Entra hoje em votação no pleno do Senado Federal o projeto de lei complementar que regulamenta os serviços de transporte particular (PLC 28/2017), como Uber e Cabify. De autoria do deputado federal Carlos Zarattini (PT-SP), a peça prevê uma série de novas adaptações a qual, conforme o olhar crítico dos consumidores e operadores do sistema, tende a transforma-lo no sistema convencional de taxis; populares contrário à PLC acreditam que isso resultará na suspensão da modalidade no Brasil em curto prazo. Dados do Uber indicam que 17 milhões de pessoas utilizam o serviço e mais de 500 mil brasileiros trabalham exclusivamente como motoristas.

Somente em Aracaju a estimativa do grupo é que pouco mais de três mil pessoas atuem como condutores cadastrados pelo Uber. Na tentativa de conquistar o voto dos senadores sergipanos - para que votem contrário à proposta, usuários e motoristas realizaram na manhã de ontem uma manifestação unificada na capital sergipana. A mobilização segue a uma orientação nacional para que seja implantado uma pressão popular qualitativa junto aos respectivos representantes no Congresso Nacional, em Brasília. Utilizando a hashtag #juntospelamobilidade e #leidoretrocesso, os manifestantes desejam sensibilizar os senadores, e, assim, conquistar o arquivamento do texto.

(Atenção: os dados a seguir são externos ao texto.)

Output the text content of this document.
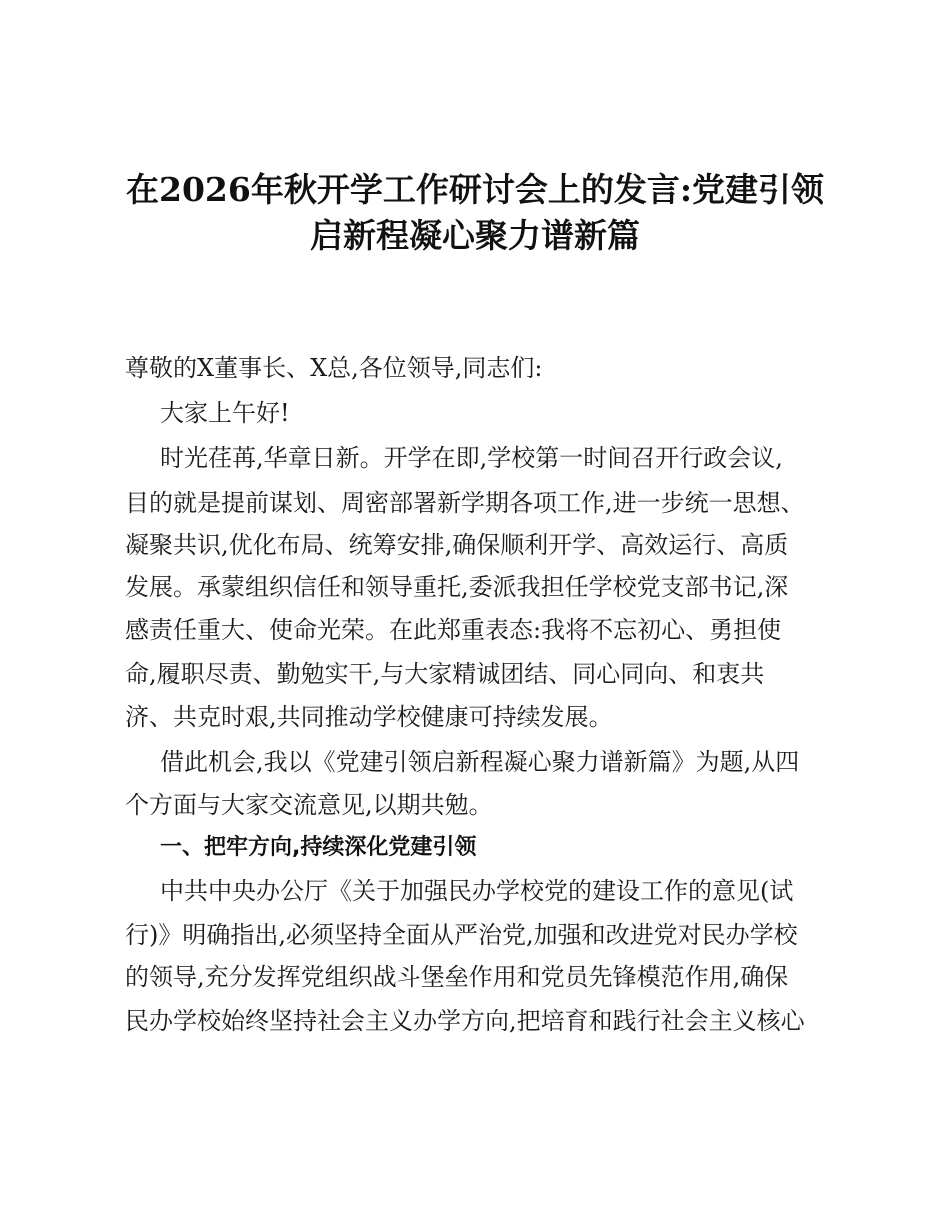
在2026年秋开学工作研讨会上的发言:党建引领
启新程凝心聚力谱新篇
尊敬的X董事长、X总,各位领导,同志们:
大家上午好!
时光荏苒,华章日新。开学在即,学校第一时间召开行政会议,
目的就是提前谋划、周密部署新学期各项工作,进一步统一思想、
凝聚共识,优化布局、统筹安排,确保顺利开学、高效运行、高质
发展。承蒙组织信任和领导重托,委派我担任学校党支部书记,深
感责任重大、使命光荣。在此郑重表态:我将不忘初心、勇担使
命,履职尽责、勤勉实干,与大家精诚团结、同心同向、和衷共
济、共克时艰,共同推动学校健康可持续发展。
借此机会,我以《党建引领启新程凝心聚力谱新篇》为题,从四
个方面与大家交流意见,以期共勉。
一、把牢方向,持续深化党建引领
中共中央办公厅《关于加强民办学校党的建设工作的意见(试
行)》明确指出,必须坚持全面从严治党,加强和改进党对民办学校
的领导,充分发挥党组织战斗堡垒作用和党员先锋模范作用,确保
民办学校始终坚持社会主义办学方向,把培育和践行社会主义核心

Entre as mudanças, o Projeto de Lei passará a exigir uma idade mínima para condutores e ‘ficha limpa’ dos motoristas, tornará a regulamentação dos serviços obrigatórios em municípios que ainda não a fizeram, autorizando a proibição do uso dos aplicativos; será exigido que o motorista seja proprietário do veículo e não tenha a possibilidade de dirigir em cidades vizinhas, como ocorre na Região Metropolitana, por exemplo, entre a capital e municípios da Grande Aracaju. Além disso, os carros deverão ter placas vermelhas com licença específica e passar por vistas periódicas.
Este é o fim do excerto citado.